С появлением Эдит Карловны в приюте восстановились отмененные из-за отсутствия педагогов занятия не только языком, но рисованием и музыкой. Сама Эдит играла на редком инструменте – лютне, и Зизи упросила учительницу обучить ее. Особой тяги к музыке она не испытывала, но была согласна на что угодно, лишь бы не расставаться с преподавательницей. Зизи только боялась, что у нее не окажется слуха, однако слух нашелся, и неплохой, а благодаря редкой настойчивости и прилежанию вскоре последовали и первые успехи.
Занятия с Эдит Карловной немало скрашивали жизнь Зизи, но в целом она оставалась тяжелой, поэтому дом под столом по-прежнему был ей нужен. Только там Зизи обретала спокойствие духа и набиралась сил, только там у нее была возможность не зависеть ни от кого.
Дни в начале зимы тысяча восемьсот восьмидесятого года стояли морозные и снежные. Сугробы наполовину завалили окна первого этажа, и прогулки, разумеется, стали невозможны.
Зизи это не огорчало. Под столом ей всегда было чем заняться.
Не имея возможности видеть входивших в библиотеку людей, она давно научилась различать их по голосу, шагам, мельчайшим деталям походки и почти никогда не ошибалась. Однако нынче утром, когда она, положив книгу на пол так, чтобы на нее падал свет, читала жизнеописание Робинзона Крузо, в зал зашли совершенно незнакомые люди. Их было двое. Один шаркал, и его шаги звучали, как старческие, другой, скорей всего, был высок ростом и тяжел. Пол под ним скрипел, маясь от веса ступавшего.

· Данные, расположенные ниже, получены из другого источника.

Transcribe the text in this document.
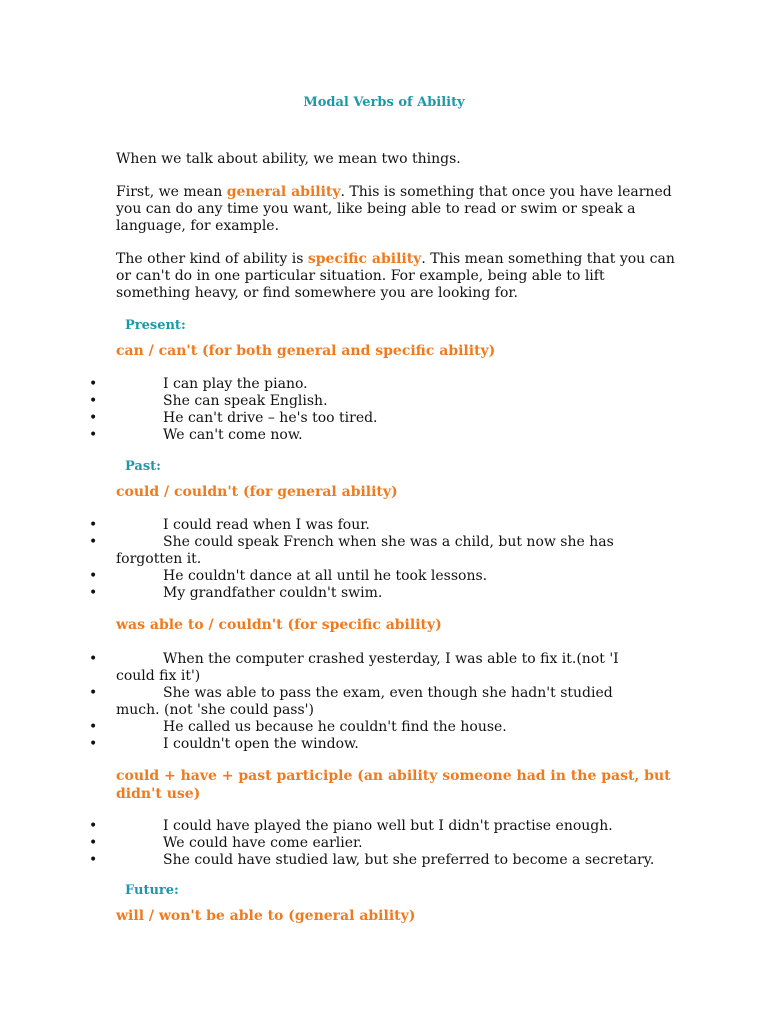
Modal Verbs of Ability
When we talk about ability, we mean two things.
First, we mean general ability. This is something that once you have learned you can do any time you want, like being able to read or swim or speak a language, for example.
The other kind of ability is specific ability. This mean something that you can or can't do in one particular situation. For example, being able to lift something heavy, or find somewhere you are looking for.
Present:
can / can't (for both general and specific ability)
•	I can play the piano.
•	She can speak English.
•	He can't drive – he's too tired.
•	We can't come now.
Past:
could / couldn't (for general ability)
•	I could read when I was four.
•	She could speak French when she was a child, but now she has forgotten it.
•	He couldn't dance at all until he took lessons.
•	My grandfather couldn't swim.
was able to / couldn't (for specific ability)
•	When the computer crashed yesterday, I was able to fix it.(not 'I could fix it')
•	She was able to pass the exam, even though she hadn't studied much. (not 'she could pass')
•	He called us because he couldn't find the house.
•	I couldn't open the window.
could + have + past participle (an ability someone had in the past, but didn't use)
•	I could have played the piano well but I didn't practise enough.
•	We could have come earlier.
•	She could have studied law, but she preferred to become a secretary.
Future:
will / won't be able to (general ability)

Заговоривший первым обладал странным скрипучим голосом. Зизи решила, что это Шаркун.
– Надо бы сперва получше девку рассмотреть. Не ошибиться бы.
Второй – Зизи догадалась, что заговорил Тяжелый, – ответил тонким гнусавым голосом, какой бывает у очень толстых людей:
– Не сомневайся, дядя. Я ее хорошо в тот раз рассмотрел. Точь-в-точь вылитый портрет Бульдожки. И ражая, как он. Не отличишь. Да сам увидишь!
Голос то и дело срывался на фальцет и звучал препротивно. Зизи даже передернуло.
– Ну, смотри. Твое слово.
– Ну начали бы мы ее вертеть да разглядывать, думаешь, не подозрительно? Мы ж вроде как родственники ей.
– Так родным как раз и надо убедиться, что своя, а не чужая.
– Мы ж сами сказали, что знаем, как ее записали, – продолжал оправдываться Тяжелый.